The growth outlook for the region is both uncertain and challenging. In a recent report, the Economic Commission for Latin America and the Caribbean projected that the region will maintain the recovery that began in the second half of 2009 following the international economic crisis and will grow by 4.7% as a result of internal demand. The Caribbean region specifically will experience a mere 1.9% growth however. It continues to suffer from a long and protracted recession and recovery remains constrained by high debt levels and weak tourism flows because economic recovery in advanced economies has been slower than expected. The key challenge lies in consolidating public finances while lowering our dependence on tourism and strengthening our competitiveness with countries with lower debt burdens. We at GEL are of the view that global and regional recovery will be gradual in the short-term especially with the European Union in turmoil, and recovery in the United States of America below expectation.
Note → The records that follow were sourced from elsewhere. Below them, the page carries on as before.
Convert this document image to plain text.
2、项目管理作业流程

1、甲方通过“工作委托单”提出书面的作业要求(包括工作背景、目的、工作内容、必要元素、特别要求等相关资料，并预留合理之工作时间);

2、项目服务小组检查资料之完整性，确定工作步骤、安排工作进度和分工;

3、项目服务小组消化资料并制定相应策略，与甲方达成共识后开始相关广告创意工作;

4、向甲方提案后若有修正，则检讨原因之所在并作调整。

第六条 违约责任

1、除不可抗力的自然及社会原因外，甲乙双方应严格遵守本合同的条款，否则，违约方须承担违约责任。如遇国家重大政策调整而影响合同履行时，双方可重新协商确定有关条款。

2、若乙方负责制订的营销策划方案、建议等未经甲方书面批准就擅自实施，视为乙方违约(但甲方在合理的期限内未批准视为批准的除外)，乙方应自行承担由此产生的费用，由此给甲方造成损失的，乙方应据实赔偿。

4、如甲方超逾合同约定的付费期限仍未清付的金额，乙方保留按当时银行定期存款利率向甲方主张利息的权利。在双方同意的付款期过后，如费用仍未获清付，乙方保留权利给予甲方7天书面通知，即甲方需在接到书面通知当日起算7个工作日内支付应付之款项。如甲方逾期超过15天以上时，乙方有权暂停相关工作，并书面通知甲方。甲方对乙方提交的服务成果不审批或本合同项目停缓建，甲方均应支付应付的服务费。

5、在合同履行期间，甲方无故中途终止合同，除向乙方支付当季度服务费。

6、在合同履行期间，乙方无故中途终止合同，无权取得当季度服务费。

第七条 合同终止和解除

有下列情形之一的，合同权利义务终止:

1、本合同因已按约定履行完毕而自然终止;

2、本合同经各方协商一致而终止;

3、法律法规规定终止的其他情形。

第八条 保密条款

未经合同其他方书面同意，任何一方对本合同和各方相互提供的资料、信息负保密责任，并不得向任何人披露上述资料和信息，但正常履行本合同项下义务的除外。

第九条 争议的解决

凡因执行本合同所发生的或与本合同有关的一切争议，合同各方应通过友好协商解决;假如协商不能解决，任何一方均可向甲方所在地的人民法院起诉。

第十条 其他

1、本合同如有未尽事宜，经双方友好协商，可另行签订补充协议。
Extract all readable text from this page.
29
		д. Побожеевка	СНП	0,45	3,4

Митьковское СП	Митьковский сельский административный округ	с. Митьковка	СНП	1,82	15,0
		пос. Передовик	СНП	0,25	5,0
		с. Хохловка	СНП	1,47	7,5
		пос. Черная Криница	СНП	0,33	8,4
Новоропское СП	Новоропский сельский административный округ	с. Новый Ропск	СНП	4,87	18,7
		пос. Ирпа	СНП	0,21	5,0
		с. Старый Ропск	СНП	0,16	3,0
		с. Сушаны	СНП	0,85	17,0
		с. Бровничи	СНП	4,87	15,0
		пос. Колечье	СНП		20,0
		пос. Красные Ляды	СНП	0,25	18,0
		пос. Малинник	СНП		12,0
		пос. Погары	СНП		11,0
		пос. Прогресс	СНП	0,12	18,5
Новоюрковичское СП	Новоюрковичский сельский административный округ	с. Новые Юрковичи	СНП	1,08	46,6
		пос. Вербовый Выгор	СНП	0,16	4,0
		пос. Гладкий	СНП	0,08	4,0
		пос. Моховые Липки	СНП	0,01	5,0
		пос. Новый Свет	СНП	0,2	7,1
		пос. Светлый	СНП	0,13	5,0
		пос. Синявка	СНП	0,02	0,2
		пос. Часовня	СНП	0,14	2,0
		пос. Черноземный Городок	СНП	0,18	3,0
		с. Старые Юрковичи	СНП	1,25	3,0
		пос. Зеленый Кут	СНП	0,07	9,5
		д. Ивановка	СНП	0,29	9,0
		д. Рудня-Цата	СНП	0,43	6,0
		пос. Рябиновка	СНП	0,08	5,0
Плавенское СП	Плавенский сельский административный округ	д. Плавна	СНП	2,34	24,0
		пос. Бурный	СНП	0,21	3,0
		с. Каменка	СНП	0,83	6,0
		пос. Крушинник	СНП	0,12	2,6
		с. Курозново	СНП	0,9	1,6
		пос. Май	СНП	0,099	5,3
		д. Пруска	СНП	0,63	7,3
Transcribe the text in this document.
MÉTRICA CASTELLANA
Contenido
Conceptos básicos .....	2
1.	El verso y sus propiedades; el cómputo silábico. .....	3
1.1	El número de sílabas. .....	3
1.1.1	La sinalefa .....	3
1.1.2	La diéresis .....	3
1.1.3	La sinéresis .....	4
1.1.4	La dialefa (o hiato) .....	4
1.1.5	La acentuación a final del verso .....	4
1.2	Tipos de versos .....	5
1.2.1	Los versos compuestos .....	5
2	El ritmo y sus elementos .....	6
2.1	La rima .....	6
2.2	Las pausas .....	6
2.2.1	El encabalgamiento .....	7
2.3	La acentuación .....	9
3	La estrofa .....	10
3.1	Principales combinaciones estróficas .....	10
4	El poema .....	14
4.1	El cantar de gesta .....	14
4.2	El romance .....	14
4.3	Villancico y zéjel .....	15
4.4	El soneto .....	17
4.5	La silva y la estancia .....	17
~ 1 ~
For the financial year ended September 30, 2011, revenue increased by 8.1% over the prior year to $949.3 million, generating a Gross Profit of $317.9 million, up 8.5% over last year. Gross Profit as a percentage of sales stood at 33.5%, similar to the 2010 percentage, and was achieved in an environment of continuously rising input costs. Selling, marketing and administrative expenses totalled $280.3 million, an increase of 10.7% over 2010. These expenses represent 29.5% of revenue compared to 28.8% in the prior year, but if, for comparative purposes, this year's corporate acquisitions as well as the one-time charge of $2.1 million arising from the introduction of the Occupational Pension Benefits Act in Barbados are eliminated, the percentages are similar year on year.
In an environment characterised by higher energy and input costs, increased competition in the market place and depressed consumer demand, profit from operations before other (losses)/gains stood at $40.8 million, a decrease of 5.3% from last year.
Other (losses)/gains moved from a net gain in 2010 of $10.8 million to a net loss this year of $27.8 million, a change of $38.6 million. This large variance resulted mainly from three material write-offs during the last quarter of our financial year: 1) a write-off of $9.7 million ($4.9 million after non-controlling interests) relating to a short-term investment held by a subsidiary in our Catering & Ground Handling Division; 2) a provision of $14.0 million in accordance with International Financial Reporting Standards (IFRS) for the impairment of goodwill purchased in two of our St. Lucian subsidiaries in our Import, Distribution and Marketing Division, whose performance did not meet projections set at the time of their acquisition in 2008; and 3) a full write-off of $14.3 million in accordance with IFRS requirements of the carrying value of our investments in two hotels in Barbados and St. Lucia, as a result of their continued poor performance. Taking the above adjustments into consideration, profit from operations was $12.9 million, a decline of 76.0% below last year.
Finance costs totalled $11.8 million, a reduction of $0.6 million for the year, reflecting net repayment of long-term bank loans in a period of relatively stable interest rates. Our share of income from associated companies declined by 54.6% from last year to $4.7 million, due to a reduction in income from our insurance associate, Sagicor General Insurance Inc., which was negatively affected by an above-normal property loss ratio, due to the impact of Hurricane Tomas in October 2010. The Group recorded a net loss after tax of $5.3 million compared to a net profit of $39.4 million in the prior year. After deducting non-controlling interests of $5.2 million, net loss for the twelve months attributable to equity holders of the Group totalled $10.5 million, as compared to a net profit of $27.5 million in 2010. As a result of the foregoing, our basic loss per share this year is 17.6 cents compared to an earnings per share of 46.1 cents last year. The major one-off adjustments mentioned above represent 58.6 cents earnings per share and are unlikely to recur in the future. Our share price on the Barbados Stock Exchange closed at $6.00 at year-end compared to $5.89 in the prior year.
The Directors declared a dividend of 12 cents per common share on the issued and outstanding shares of the Company for the year ended September 30, 2011. This compares to a dividend of 18 cents per common share paid to shareholders for the preceding year. An interim dividend of 6 cents having been paid on August 31, 2011, the Board declared a final dividend of 6 cents per share on December 13, 2011. The final dividend will be paid on February 29, 2012.
We wish to take this opportunity to thank our shareholders, customers, suppliers and the Group’s management and staff for their continued support, confidence and dedicated service during these uncertain times, which have been marked by worldwide debilitating recessionary economic conditions, lack of vibrancy of stock markets and dampened investor activity.